Bastantes trabajos académicos sobre los mecanismos de defensa se centran en calcular los beneficios y los perjuicios psicológicos que aporta a las personas construir una perspectiva positiva que no corresponde necesariamente a la verdad. Aunque en general la esperanza se considera un rasgo saludable del carácter y la desesperanza un síntoma de hipocondría o de depresión, hay quienes advierten de los peligros del excesivo optimismo y proponen el «pesimismo defensivo» como una alternativa mejor, sobre todo para quienes sufren ansiedad o convierten pequeños temores concretos en amenazas aterradoras intangibles. La idea la resume el dicho: «Los pesimistas sólo se llevan sorpresas agradables». El pesimismo defensivo consiste en esperar lo peor con el fin de prepararse para todas las posibilidades de fracaso. Para ello se crean expectativas muy bajas ante situaciones difíciles con el objetivo de acondicionarse para todo lo que pueda ir mal. A mi entender, en el fondo, el pesimismo defensivo es una táctica optimista, pues trata de estimular «la fuerza positiva del pensamiento negativo» y transformar el miedo en acción.

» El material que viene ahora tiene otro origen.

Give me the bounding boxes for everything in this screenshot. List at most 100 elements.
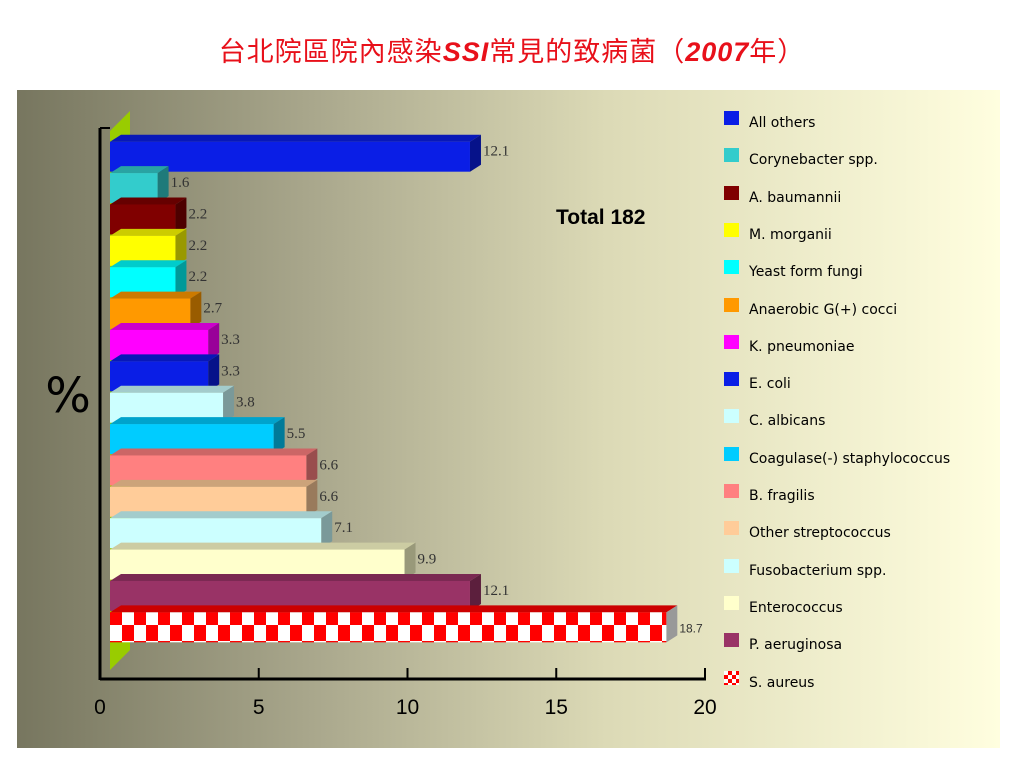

Los mecanismos de defensa, con independencia de la forma que tomen, tienen como objetivo principal preservar la autoestima, la integridad emocional y el perfil social. Se elaboran en el inconsciente y favorecen la adaptación y la supervivencia, especialmente en situaciones muy penosas. No hay duda de que ciertos golpes atentan contra nuestro entusiasmo vital. Las defensas psicológicas nos permiten neutralizarlos, disfrazarlos, minimizarlos o negarlos. La continua evolución del ser humano hace que cada día vivamos más, veamos más, conozcamos más, sintamos más y consideremos más opciones. Bajo estas condiciones una vida sin mecanismos de defensa sería insufrible.
En suma, la evidencia científica analizada sugiere que las personas damos nuestro propio significado a las cosas y a los sucesos que nos afectan. Cada uno de nosotros enfocamos, percibimos y catalogamos nuestras emociones y el mundo que nos rodea a nuestra manera. Nuestras experiencias pasadas en situaciones comprometidas y, en particular, nuestro sentido de control de las circunstancias moldean nuestra confianza y nuestra forma de pensar y de actuar ante los retos futuros. Paralelamente, todos utilizamos mecanismos psicológicos de defensa con el fin de mantener el equilibrio emocional ante las adversidades y resistir los efectos desagradables de las discordancias entre nuestras expectativas y los hechos. La enorme subjetividad que caracteriza al pensamiento humano explica, en gran medida, que a la hora de afrontar los mismos avatares de la vida unas personas se muestren optimistas y otras pesimistas.
El siguiente desafío es conseguir una fórmula fiable y sencilla que nos permita identificar y medir los ingredientes que forman la dimensión optimista-pesimista del temperamento. Después de analizar y experimentar con varios modelos, he llegado a la conclusión de que un buen método es examinar nuestra perspectiva de las cosas en los tres contextos del tiempo: el pasado, el presente y el futuro. Concretamente me refiero a la valoración retrospectiva que hacemos de las experiencias del ayer, a nuestro estilo habitual de explicar los sucesos que nos afectan en el día a día, y a la esperanza que albergamos de alcanzar lo que deseamos.